Measuring Your Overflow Cost

To quantify how much overflow is costing your team, check for these signals in your AI usage data:

  • Sessions exceeding 25 turns: These are likely hitting or approaching context limits.
  • Sessions where cost-per-turn spikes late: Indicates context re-send growing exponentially.
  • Repeated file reads within a session: The agent lost context from earlier reads and needs to re-read — a sign of compaction having removed important content.
  • Sessions followed immediately by a fresh session on the same task: Overflow forced a restart.

Use our AI Cost Estimator to model the token cost of your typical coding sessions and see how context window management affects your monthly bill across different models.

Want to calculate exact costs for your project?

Frequently Asked Questions

What happens when an AI coding session hits the context window limit?

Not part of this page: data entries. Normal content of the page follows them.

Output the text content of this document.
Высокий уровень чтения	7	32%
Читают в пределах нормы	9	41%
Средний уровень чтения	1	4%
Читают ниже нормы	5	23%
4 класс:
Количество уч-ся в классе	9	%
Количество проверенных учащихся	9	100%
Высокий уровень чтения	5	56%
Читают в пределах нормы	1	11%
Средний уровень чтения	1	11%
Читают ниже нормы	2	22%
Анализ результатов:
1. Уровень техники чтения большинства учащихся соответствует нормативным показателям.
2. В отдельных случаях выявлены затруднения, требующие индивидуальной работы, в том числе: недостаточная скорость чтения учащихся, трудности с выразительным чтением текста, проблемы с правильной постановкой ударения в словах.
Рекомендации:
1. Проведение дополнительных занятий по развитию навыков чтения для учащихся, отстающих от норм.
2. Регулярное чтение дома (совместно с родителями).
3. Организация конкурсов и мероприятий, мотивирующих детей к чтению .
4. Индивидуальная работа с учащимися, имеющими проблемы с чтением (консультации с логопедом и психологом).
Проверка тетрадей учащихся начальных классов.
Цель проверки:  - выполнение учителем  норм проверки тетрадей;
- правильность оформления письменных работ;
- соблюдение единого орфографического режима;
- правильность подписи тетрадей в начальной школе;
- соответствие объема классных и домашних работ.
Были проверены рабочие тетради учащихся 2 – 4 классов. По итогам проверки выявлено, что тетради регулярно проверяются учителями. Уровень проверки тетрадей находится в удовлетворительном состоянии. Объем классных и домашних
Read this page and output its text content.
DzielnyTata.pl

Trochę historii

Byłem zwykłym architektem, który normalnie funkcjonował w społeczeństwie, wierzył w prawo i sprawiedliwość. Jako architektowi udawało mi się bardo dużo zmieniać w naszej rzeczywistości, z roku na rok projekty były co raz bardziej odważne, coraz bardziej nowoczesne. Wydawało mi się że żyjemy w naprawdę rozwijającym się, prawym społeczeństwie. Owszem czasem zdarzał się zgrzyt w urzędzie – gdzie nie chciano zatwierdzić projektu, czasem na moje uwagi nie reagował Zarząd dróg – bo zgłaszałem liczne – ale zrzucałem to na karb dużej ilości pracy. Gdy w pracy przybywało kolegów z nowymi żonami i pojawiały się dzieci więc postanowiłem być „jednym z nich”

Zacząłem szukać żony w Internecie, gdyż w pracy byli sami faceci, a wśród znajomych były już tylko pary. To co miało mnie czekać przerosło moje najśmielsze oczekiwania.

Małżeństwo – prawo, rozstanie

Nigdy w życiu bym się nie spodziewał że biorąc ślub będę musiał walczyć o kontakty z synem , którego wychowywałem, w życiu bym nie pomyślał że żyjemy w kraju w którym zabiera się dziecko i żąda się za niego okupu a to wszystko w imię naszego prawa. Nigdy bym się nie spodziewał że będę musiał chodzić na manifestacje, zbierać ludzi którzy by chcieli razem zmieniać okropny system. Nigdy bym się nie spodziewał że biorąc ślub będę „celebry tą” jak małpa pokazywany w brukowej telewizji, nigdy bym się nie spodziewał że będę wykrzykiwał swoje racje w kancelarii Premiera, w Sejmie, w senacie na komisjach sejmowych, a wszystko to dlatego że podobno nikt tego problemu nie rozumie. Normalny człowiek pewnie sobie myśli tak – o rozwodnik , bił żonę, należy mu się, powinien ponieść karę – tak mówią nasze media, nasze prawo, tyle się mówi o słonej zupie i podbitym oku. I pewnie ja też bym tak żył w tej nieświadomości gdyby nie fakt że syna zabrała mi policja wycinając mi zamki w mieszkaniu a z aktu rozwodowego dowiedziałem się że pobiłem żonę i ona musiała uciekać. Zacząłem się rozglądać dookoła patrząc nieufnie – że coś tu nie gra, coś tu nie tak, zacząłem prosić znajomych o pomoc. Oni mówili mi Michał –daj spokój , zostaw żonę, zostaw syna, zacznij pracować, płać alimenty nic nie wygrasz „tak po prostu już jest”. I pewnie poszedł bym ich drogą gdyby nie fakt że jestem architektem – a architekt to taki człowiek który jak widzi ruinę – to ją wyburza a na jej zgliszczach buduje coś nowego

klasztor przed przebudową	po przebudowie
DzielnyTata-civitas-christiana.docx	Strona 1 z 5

The system either compresses/summarizes earlier conversation (losing detail), splits into multiple API calls (re-sending context at full token cost), or forces a session restart (requiring all project context to be re-established as new tokens). Each generates 40-100% additional token overhead.

How much extra does context overflow cost?

A single compaction event typically adds 15-20% overhead from summary generation plus re-reading lost context. Sessions that compact multiple times or require full restarts see 40-100% total overhead. A $12 session can become a $20+ session from overflow alone.

How do I prevent context window overflow?

Break large tasks into 10-12 turn focused sessions, use .claudeignore to exclude irrelevant files, make targeted file reads instead of reading entire files, leverage prompt caching for repeated context, and start fresh sessions at 70-80% context capacity rather than pushing to overflow.

Does prompt caching help with context overflow costs?

Yes, significantly. Anthropic's prompt caching charges 10% of normal input price for cached tokens. This reduces the re-send overhead by 80-90% for stable conversation prefixes. A 30-turn session's re-send cost drops from 1.5M effective tokens to 195K effective tokens with caching.

What is the ideal session length to avoid overflow?

For 200K context window models, aim for 10-15 turns per session for complex coding tasks. This typically uses 60-100K tokens of context, leaving comfortable headroom. For simple tasks (single file edits, quick questions), even 20-25 turns is fine since each turn adds less context.